Nació en Porto Alegre y es casi analfabeto. A sus 39 años carga con casi una decena de homicidios, pero nunca pierde la sonrisa. En una entrevista con Leal, en el módulo 8 de Santiago Vázquez (ex Comcar), confiesa que “un combatiente nunca está triste, no llora por nadie” y asegura que una vez recuperada su libertad, nunca más volverá a Uruguay. Mató a su padre, vendió droga en la calle desde los seis años. Cuenta que mató por el PCC, que no le pagaron por ninguna de las tres muertes.

Algo en común

Al igual que Portillo, Gaby Costa también abandonó la escuela. Ninguno de los dos recuerda nada de su infancia, esa etapa se borró de sus memorias. El papá de Costa lo maltrataba, al igual que a Leonardo el suyo. Cuando Ruben se convirtió en sicario su hijo tenía la misma edad que una de las víctimas de Rivera, del episodio que convirtió en sicario a Portillo. La madre de Gaby Costa nunca fue a prisión a verlo, pero el tatuaje de “mamá te amo” que el delincuente tiene en su piel es la esperanza de que algún día eso suceda.

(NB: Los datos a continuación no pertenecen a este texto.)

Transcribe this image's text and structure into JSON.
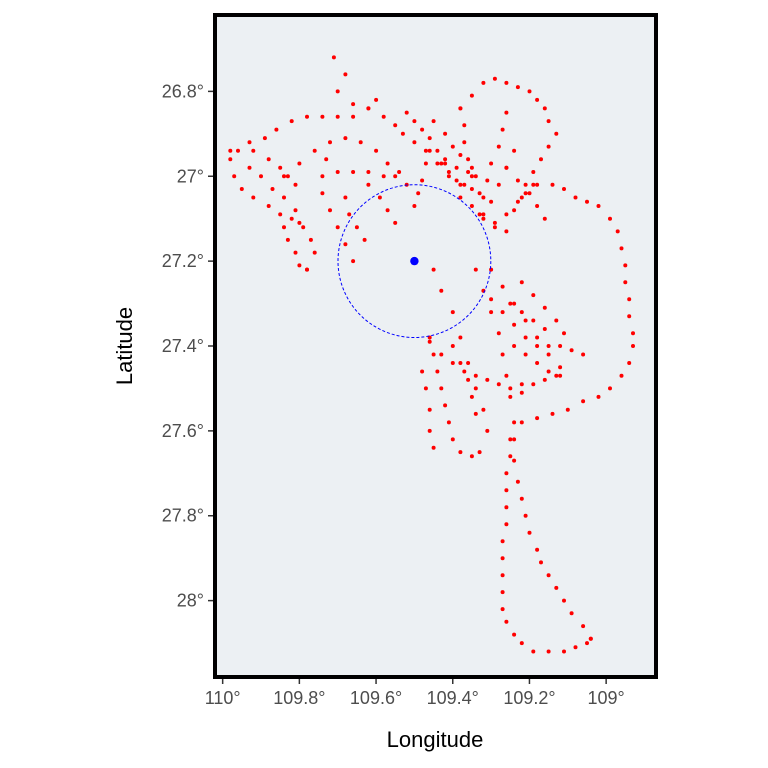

Las madres de sus hijos son un motivo para pensar en el afuera o las que los iniciaron en la delincuencia. Ser padres puede ser el motivo que los lleva a no incluir niños dentro de sus víctimas; en otros casos, por el contrario, sus víctimas no significan nada, directamente son “bolsas de basura” para algunos de ellos.

Culpan a la necesidad, las macumbas y la mala racha por sus actos, o simplemente confiesan haber elegido ese camino a pesar de tener otras opciones. Por comer, querer vestirse mejor o no conocer otra manera de transitar la vida, porque alguien puso un arma en sus manos en cuestión de segundos, y, sobre todo, por grandes cantidades de dinero.

Historias de sicarios en Uruguay. Gustavo Leal. Penguin Random House. Edición Debate, 2021. 328 páginas.